Attributes versus Relations - making the choice

hand holding a fine art paint brush

Modeling is more art than science; there are always various tradeoffs that occur. One of the more interesting ones that comes up is whether to model a given data point as an attribute of an object, or as another object that relates to it. For example, should the operating region of a process be an attribute, or a relation to a location object? How should we deal with servers that have multiple IP addresses?

There are several considerations that inform the choice.

First of all is that every time such information is represented as an object plus relation complicates the model when you are displaying the whole model as a graph. This kind of representation is common in most tools, whether freeware suites like Archi or 5 or 6-figure tools. Such a representation is useful for exploring an architecture, but every extra entity complicates things. So there is something to be said for favoring attributes over relations – when other considerations don’t override this.

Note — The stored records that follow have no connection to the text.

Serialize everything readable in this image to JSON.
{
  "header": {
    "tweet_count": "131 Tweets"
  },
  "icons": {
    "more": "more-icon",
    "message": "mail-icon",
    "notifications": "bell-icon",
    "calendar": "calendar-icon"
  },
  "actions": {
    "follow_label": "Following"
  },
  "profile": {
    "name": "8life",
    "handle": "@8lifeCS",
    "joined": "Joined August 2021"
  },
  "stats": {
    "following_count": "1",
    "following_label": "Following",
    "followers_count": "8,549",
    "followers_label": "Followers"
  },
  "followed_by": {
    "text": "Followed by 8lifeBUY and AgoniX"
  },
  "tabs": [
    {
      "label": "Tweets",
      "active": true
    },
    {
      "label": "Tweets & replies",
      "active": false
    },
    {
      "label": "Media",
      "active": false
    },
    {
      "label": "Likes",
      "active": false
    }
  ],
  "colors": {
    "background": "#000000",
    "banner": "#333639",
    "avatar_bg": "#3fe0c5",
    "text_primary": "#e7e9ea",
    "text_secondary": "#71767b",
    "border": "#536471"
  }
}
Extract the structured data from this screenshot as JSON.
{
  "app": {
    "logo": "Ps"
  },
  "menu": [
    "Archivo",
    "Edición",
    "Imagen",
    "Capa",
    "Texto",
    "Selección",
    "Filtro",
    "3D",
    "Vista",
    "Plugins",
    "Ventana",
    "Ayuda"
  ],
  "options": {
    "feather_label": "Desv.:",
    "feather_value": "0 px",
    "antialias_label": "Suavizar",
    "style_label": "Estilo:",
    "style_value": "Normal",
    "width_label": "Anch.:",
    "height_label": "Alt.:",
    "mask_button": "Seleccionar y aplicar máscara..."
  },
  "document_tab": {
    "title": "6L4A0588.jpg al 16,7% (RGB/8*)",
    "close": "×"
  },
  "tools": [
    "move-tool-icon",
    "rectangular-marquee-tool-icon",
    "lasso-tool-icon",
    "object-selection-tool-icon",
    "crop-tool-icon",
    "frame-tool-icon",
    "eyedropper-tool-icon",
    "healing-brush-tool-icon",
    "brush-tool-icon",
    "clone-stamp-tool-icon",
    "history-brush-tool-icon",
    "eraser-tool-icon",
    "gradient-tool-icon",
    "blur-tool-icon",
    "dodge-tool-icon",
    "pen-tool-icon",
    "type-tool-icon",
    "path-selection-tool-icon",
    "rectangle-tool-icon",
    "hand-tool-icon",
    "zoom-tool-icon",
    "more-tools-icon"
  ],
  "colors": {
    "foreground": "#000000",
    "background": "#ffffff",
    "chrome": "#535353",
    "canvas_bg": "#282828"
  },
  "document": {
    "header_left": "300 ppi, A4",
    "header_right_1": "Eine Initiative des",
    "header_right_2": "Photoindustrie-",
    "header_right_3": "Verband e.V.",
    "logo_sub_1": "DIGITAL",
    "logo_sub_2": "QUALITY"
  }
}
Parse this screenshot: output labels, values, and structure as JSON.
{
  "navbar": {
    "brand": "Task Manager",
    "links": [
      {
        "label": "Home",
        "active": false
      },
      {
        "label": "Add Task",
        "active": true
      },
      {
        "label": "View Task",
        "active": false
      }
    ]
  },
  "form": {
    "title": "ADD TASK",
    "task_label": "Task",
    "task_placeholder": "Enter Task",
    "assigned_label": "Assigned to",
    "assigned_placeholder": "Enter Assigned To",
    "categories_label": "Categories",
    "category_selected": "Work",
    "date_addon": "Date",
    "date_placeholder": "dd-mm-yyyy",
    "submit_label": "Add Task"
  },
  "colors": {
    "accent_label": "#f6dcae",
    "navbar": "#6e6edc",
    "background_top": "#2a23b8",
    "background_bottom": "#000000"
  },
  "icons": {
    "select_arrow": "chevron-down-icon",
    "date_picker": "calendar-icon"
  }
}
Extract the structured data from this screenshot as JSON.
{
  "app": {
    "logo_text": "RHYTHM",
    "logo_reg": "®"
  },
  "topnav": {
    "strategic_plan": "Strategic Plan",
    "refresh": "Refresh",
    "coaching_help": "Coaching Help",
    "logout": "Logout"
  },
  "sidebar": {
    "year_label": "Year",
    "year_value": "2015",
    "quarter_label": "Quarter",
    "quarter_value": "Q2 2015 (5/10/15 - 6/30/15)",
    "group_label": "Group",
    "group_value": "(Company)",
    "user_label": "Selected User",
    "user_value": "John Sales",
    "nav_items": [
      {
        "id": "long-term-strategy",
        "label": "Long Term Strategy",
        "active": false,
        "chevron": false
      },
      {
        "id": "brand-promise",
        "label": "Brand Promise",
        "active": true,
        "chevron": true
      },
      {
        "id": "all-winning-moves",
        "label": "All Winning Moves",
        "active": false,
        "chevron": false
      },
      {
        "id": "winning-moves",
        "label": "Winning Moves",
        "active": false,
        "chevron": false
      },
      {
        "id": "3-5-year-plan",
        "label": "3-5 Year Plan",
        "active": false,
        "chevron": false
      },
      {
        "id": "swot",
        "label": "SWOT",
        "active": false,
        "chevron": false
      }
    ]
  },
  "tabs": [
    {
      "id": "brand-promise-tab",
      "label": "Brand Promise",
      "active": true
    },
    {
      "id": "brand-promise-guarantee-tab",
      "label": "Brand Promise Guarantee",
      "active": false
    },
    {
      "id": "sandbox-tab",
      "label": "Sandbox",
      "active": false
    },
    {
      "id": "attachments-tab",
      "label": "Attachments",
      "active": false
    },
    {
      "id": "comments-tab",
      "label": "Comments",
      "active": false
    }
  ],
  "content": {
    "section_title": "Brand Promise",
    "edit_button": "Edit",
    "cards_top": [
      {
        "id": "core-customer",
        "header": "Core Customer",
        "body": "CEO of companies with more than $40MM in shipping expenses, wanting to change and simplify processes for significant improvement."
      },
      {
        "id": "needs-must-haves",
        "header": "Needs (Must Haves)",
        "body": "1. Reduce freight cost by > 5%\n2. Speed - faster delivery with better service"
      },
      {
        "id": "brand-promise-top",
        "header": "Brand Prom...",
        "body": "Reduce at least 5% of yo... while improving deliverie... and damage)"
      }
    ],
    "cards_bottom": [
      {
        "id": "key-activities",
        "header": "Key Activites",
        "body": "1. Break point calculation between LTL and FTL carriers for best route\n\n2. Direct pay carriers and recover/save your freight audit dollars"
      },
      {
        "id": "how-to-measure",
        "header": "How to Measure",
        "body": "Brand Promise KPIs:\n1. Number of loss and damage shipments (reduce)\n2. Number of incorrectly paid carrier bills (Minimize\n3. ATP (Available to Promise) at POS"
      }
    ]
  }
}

There are some obvious cases for treatment of attributes – where the supposed attribute would be strictly quantitative or ordinal. Which is to say, if an attribute has values that can be expressed as a number, or a scale, then it should stay an attribute. If the possible values for an attribute are ‘high’, ‘medium’, ‘low’, or a figure between 0 and 10, then that attribute is not a good fit for a relation.

The next consideration comes from tooling and reporting (although, in my humble opinion, they are often the same – analytics being one of the primary benefits of a tool). Some tools impose a strict meta-model so that any attribute field must apply to all objects of that class. Others allow attributes to be added on an ad-hoc basis to specific object instances. This becomes important because of how to address the one-to-many situation (such as the process-region question mentioned above). However, a primary purpose of tooling is analytics – so unless a tool that allows per-instance attributes also allows reporting across per-instance attributes, such an approach becomes less useful for our discussion.

In such a case, a good rule of thumb is that when there can be multiple values for a supposed attribute and these values can be of an indeterminate number – then, this is a good candidate for a relation to another object. So, to return to our example above, regions for processes is a good candidate for relations versus attributes since a given process could be related to one or a dozen regions depending on circumstances.

The third question to ask is one of second-order relations. In other words, the attribute in question might relate to the original object, but could it relate to other objects – or is it a simple node of the primary object? In the latter case, there’s a strong argument for keeping the attribute as… an attribute.

Ultimately, modeling anything is still more art than science – and may even remain so. This is just as true for the choice between whether to model certain information as attributes or relations. Models are, at their heart, an attempt to gain greater understanding of a highly complex situation. However, by applying the rules that I’ve outlined in this post, you can approximate to an optimal approach.